Judge Glenn Hainey of the Ontario Superior Court last Friday granted summary judgment dismissing the case against Chevron’s operating Canadian subsidiary, Chevron Canada.
He said the Ecuador trial judgment was entered against U.S.-based Chevron Corp., not Chevron Canada. As Legal Post reported, the judge applied the principle of corporate separateness to distinguishe Chevron Corp. from Chevron Canada, which is seven steps removed in the U.S. oil company’s organization chart.
The plaintiffs wanted to add another Canadian subsidiary to the case, Chevron Canada Capital Company or CCCC. The company, incorporated in Nova Scotia, sits in sixth place, just above Chevron Canada in that organization chart.
Justice Hainey denied the request to add CCCC to the enforcement case in a ruling issued Wednesday.
The judge said that his original analysis on corporate separateness also applies to CCCC, and added that the original claim discloses no cause of action against CCCC.
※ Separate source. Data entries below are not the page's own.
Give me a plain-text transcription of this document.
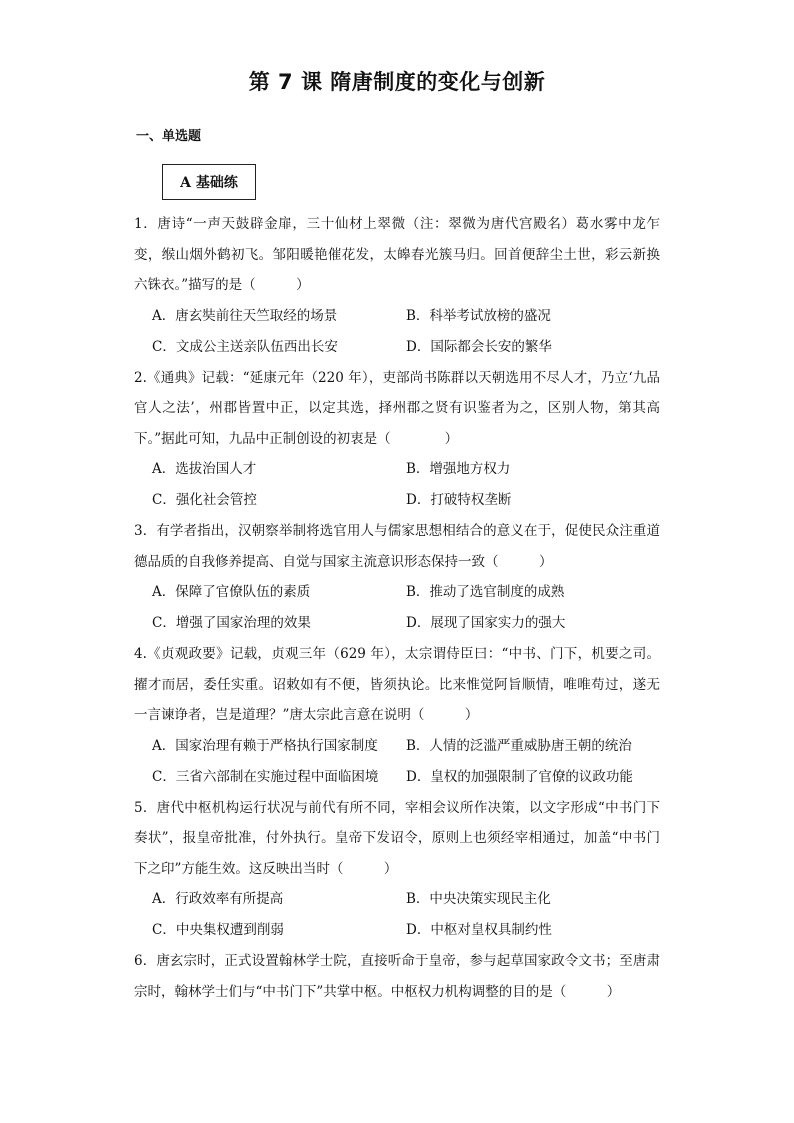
第 7 课 隋唐制度的变化与创新
一、单选题
A 基础练
1．唐诗“一声天鼓辟金扉，三十仙材上翠微（注：翠微为唐代宫殿名）葛水雾中龙乍变，缑山烟外鹤初飞。邹阳暖艳催花发，太皞春光簇马归。回首便辞尘土世，彩云新换六铢衣。”描写的是（　　　）
A．唐玄奘前往天竺取经的场景	B．科举考试放榜的盛况
C．文成公主送亲队伍西出长安	D．国际都会长安的繁华
2.《通典》记载：“延康元年（220 年），吏部尚书陈群以天朝选用不尽人才，乃立‘九品官人之法’，州郡皆置中正，以定其选，择州郡之贤有识鉴者为之，区别人物，第其高下。”据此可知，九品中正制创设的初衷是（　　　　）
A．选拔治国人才	B．增强地方权力
C．强化社会管控	D．打破特权垄断
3．有学者指出，汉朝察举制将选官用人与儒家思想相结合的意义在于，促使民众注重道德品质的自我修养提高、自觉与国家主流意识形态保持一致（　　　）
A．保障了官僚队伍的素质	B．推动了选官制度的成熟
C．增强了国家治理的效果	D．展现了国家实力的强大
4.《贞观政要》记载，贞观三年（629 年），太宗谓侍臣曰：“中书、门下，机要之司。擢才而居，委任实重。诏敕如有不便，皆须执论。比来惟觉阿旨顺情，唯唯苟过，遂无一言谏诤者，岂是道理？”唐太宗此言意在说明（　　　）
A．国家治理有赖于严格执行国家制度	B．人情的泛滥严重威胁唐王朝的统治
C．三省六部制在实施过程中面临困境	D．皇权的加强限制了官僚的议政功能
5．唐代中枢机构运行状况与前代有所不同，宰相会议所作决策，以文字形成“中书门下奏状”，报皇帝批准，付外执行。皇帝下发诏令，原则上也须经宰相通过，加盖“中书门下之印”方能生效。这反映出当时（　　　）
A．行政效率有所提高	B．中央决策实现民主化
C．中央集权遭到削弱	D．中枢对皇权具制约性
6．唐玄宗时，正式设置翰林学士院，直接听命于皇帝，参与起草国家政令文书；至唐肃宗时，翰林学士们与“中书门下”共掌中枢。中枢权力机构调整的目的是（　　　）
Judge Hainey also found that since CCCC is registered in Nova Scotia and has no assets or operations in Ontario, the province’s Rules of Civil Procedure provide no grounds to serve the company with the claim.
The enforcement action, Yaiguaje v. Chevron, flows from a US$9.5 billion pollution judgment issued against the oil company by an Ecuador trial court. Chevron has no assets in Ecuador, so the plaintiffs have brought the case to Ontario in hopes of enforcing the judgment against the company’s Canadian assets.